Top Tips

  • Do your research – A CV is only ever as good as it is relevant and tailored to your chosen field. Think about key skills and other requirements and how you match them.
  • Be selective – Make sure you give relevant experience room and keep essentials (such as contact details) to a minimum.
  • Make it look good – A well-presented CV ensures that recruiters find all relevant information quickly and easily.
  • Check it and get it checked – It is your job to get rid of any spelling and grammatical errors. We will be happy to give you feedback on all other aspects of your CV.
  • Keep your CV up to date, so you are always ready to apply for the next opportunity to come your way.
The Basics

A CV is a marketing tool which gives you the chance to present yourself as the right person for the job, course or other opportunity. To do this well, you will need to:

  • Take time to research thoroughly the area of work/study in which you are interested.
  • Think about how your experience, studies and skills match the requirements of your chosen field. If you have not done this before, try some of the tools in Explore Your Options.

Choose the style of CV which suits your plans and experience best. The most common styles of CV are:

  • (Reverse) Chronological CV – This is the most common style for students and recent graduates.
  • Skills-based CV – Particularly useful for mature students or others who are changing career direction.
  • Academic CV – Most commonly used when applying for academic posts (rather than courses).

You will find several examples of each of these in our example CVs. Look at a good range of examples to give you ideas on content and layout.

Always write your own CV. CV wizard tools, copying one of our samples or paying someone to construct your CV will never reflect you and what you have to offer adequately.

What Should I Include?

The most common – and expected – sections on a CV are:

  • Personal details
  • Education
  • Work experience
  • Skills
  • Interests & Achievements
  • References – always ask permission before you include referees' details.
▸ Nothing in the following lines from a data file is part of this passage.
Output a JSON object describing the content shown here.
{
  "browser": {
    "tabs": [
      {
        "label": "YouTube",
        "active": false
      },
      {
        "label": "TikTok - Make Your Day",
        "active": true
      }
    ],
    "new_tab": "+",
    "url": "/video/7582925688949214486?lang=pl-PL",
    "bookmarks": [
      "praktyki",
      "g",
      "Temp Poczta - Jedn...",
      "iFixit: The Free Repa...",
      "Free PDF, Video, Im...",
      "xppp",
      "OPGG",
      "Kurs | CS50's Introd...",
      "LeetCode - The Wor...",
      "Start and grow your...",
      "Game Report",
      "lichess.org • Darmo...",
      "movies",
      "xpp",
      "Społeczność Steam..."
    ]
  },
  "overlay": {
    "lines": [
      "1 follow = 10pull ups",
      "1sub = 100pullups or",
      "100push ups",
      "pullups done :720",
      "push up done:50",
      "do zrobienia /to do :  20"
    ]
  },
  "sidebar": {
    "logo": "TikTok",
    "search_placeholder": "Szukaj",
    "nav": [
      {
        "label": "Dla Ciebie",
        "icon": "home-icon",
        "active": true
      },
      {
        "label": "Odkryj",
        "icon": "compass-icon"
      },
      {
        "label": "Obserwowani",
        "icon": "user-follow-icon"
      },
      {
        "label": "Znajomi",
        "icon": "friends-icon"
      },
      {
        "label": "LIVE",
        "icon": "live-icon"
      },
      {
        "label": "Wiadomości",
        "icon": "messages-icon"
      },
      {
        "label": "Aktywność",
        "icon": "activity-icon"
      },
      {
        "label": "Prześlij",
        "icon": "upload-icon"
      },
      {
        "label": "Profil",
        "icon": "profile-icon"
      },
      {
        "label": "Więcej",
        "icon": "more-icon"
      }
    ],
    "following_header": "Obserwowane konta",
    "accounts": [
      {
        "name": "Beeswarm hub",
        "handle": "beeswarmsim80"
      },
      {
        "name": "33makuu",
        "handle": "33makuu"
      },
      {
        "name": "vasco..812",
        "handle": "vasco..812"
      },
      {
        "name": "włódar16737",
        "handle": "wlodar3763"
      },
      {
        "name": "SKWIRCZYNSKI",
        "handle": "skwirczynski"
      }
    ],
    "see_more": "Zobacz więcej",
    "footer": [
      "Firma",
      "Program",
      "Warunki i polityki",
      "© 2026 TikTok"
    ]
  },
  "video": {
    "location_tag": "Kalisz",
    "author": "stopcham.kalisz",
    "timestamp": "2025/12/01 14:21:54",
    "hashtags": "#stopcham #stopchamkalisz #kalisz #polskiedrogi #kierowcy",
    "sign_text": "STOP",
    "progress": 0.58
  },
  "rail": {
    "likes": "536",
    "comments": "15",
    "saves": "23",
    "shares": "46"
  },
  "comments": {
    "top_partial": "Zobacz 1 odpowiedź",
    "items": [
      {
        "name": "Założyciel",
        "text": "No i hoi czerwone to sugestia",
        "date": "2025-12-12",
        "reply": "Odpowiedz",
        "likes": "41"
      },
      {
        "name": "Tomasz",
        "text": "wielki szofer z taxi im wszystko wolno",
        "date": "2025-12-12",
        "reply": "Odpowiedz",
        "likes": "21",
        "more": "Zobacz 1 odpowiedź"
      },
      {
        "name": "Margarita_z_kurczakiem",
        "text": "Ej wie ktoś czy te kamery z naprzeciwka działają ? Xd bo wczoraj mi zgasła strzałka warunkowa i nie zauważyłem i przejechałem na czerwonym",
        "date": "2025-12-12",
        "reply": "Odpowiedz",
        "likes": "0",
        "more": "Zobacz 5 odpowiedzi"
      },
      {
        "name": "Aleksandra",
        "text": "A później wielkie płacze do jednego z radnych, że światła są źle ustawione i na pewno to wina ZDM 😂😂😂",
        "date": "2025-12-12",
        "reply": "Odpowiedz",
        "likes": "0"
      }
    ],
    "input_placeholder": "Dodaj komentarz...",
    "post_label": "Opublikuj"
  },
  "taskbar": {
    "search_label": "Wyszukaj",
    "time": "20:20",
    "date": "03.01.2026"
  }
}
To request permission from an academic referee, you can use the University’s reference request document.

For more information on what to include in these sections, have a look at our example CVs.

Always try to present your most relevant information on the first page of your CV for immediate impact.

Other useful headings:

  • Relevant experience – This can be useful to highlight particularly relevant work experience and volunteering.
  • Professional memberships – For some areas of work, it is useful to list (student) membership of relevant professional bodies.
  • Academic CVs will also often include a list conferences/posters and publications.

We do not recommend the use of a personal profile or career objective unless you are applying through a method which does not allow you any additional documentation (eg recruitment agency or website upload). A covering letter is a much more effective tool to discuss your career focus, market your skills and link them to the specific opportunity for which you are applying.

What Should It Look Like?

Recruiters rarely spend more than a few seconds on the first reading of your CV. It is very important that your CV is quick and easy to absorb.

To give your CV visual impact:

  • be consistent – use the same size and style of section and sub-headings throughout.
  • be concise – use bullet points or short paragraphs.
  • be neat – use one or two full pages of A4 paper (academic CVs can be longer) and justify both margins.
  • be professional – choose an appropriate font and size of text (for example, Calibri size 11) and use colour and any design elements sparingly if at all.

If you follow these rules, it will be much easier for a recruiter to spot your strengths. This is much more likely to make you stand out than using a colourful template.

How to Get Feedback

Once you have drafted your CV, we will be happy to provide you with feedback on the content, layout and impact of your CV but we will not correct spelling and grammatical errors for you. Ask friends and family to help with this if you are struggling.